Women who are infected with chlamydia often have no symptoms. In fact, they may not know that they are infected at all unless they are tested for chlamydia during a pelvic exam.

4.  A diet low in fruits and vegetables

Women whose diets don’t include enough fruits and vegetables may be at increased risk for cervical cancer.

5.  Being overweight

Overweight women are more likely to develop adenocarcinoma of the cervix.

Few things to do to prevent Cervical Cancer

Avoid contact with the human papilloma virus (HPV) Since HPV is the main cause of cervical cancer and pre-cancer, avoiding exposure to HPV could help you prevent this disease. HPV is passed from one person to another during skin-to-skin contact with an infected area of the body

1.  Don’t smoke

Not smoking is another important way to reduce the risk of cervical pre-cancer and cancer.

2.  Get vaccinated

Vaccines are available that can protect against certain HPV infections. All of these vaccines protect against infection with HPV subtypes 16 and 18. Some can also protect against infections with other HPV subtypes, including some types that cause anal and genital warts.

These vaccines only work to prevent HPV infection − they will not treat an infection that is already there. That is why, to be most effective, the HPV vaccines should be given before a person becomes exposed to HPV

3.  Get screened

Screening tests offer the best chance to have cervical cancer found at an early stage when successful treatment is likely. Screening can also actually prevent most cervical cancers by finding abnormal cervix cell changes (pre-cancers) so that they can be treated before they have a chance to turn into a cervical cancer. If it’s detected early, cervical cancer is one of the most successfully treatable cancers.
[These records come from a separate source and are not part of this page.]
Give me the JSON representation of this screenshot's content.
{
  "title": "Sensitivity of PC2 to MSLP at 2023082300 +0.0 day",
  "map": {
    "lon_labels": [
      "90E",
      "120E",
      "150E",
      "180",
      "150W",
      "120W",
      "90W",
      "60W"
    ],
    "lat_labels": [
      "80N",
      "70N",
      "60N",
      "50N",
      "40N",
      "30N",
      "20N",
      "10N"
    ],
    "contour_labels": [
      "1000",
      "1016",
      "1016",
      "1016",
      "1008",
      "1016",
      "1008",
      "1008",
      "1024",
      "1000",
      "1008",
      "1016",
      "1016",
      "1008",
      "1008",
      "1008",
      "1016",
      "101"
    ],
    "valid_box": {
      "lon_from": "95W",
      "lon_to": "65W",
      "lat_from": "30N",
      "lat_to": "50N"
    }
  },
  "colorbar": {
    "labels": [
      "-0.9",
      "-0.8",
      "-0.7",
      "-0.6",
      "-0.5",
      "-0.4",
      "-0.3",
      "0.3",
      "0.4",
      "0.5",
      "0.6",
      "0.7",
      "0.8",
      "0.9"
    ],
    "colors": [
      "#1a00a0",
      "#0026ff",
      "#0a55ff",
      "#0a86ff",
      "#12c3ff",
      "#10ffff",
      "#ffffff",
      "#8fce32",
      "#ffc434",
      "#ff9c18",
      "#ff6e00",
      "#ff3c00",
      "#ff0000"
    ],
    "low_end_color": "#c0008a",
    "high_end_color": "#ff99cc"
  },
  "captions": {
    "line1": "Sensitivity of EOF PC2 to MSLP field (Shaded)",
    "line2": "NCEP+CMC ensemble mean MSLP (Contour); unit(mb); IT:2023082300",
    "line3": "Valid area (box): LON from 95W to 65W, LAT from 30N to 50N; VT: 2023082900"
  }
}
Most cervical cancers are found in women who have never had a cervical cancer test or who have not had one recently. Women without health insurance and women who have recently immigrated are less likely to have timely cervical cancer screening. Cervical cancer deaths are higher in populations around the world where women do not have routine cervical cancer screening.

In fact, cervical cancer is the major cause of cancer deaths in women in many developing countries. These women are usually diagnosed with late stage cancers, rather than pre-cancers or early cancers.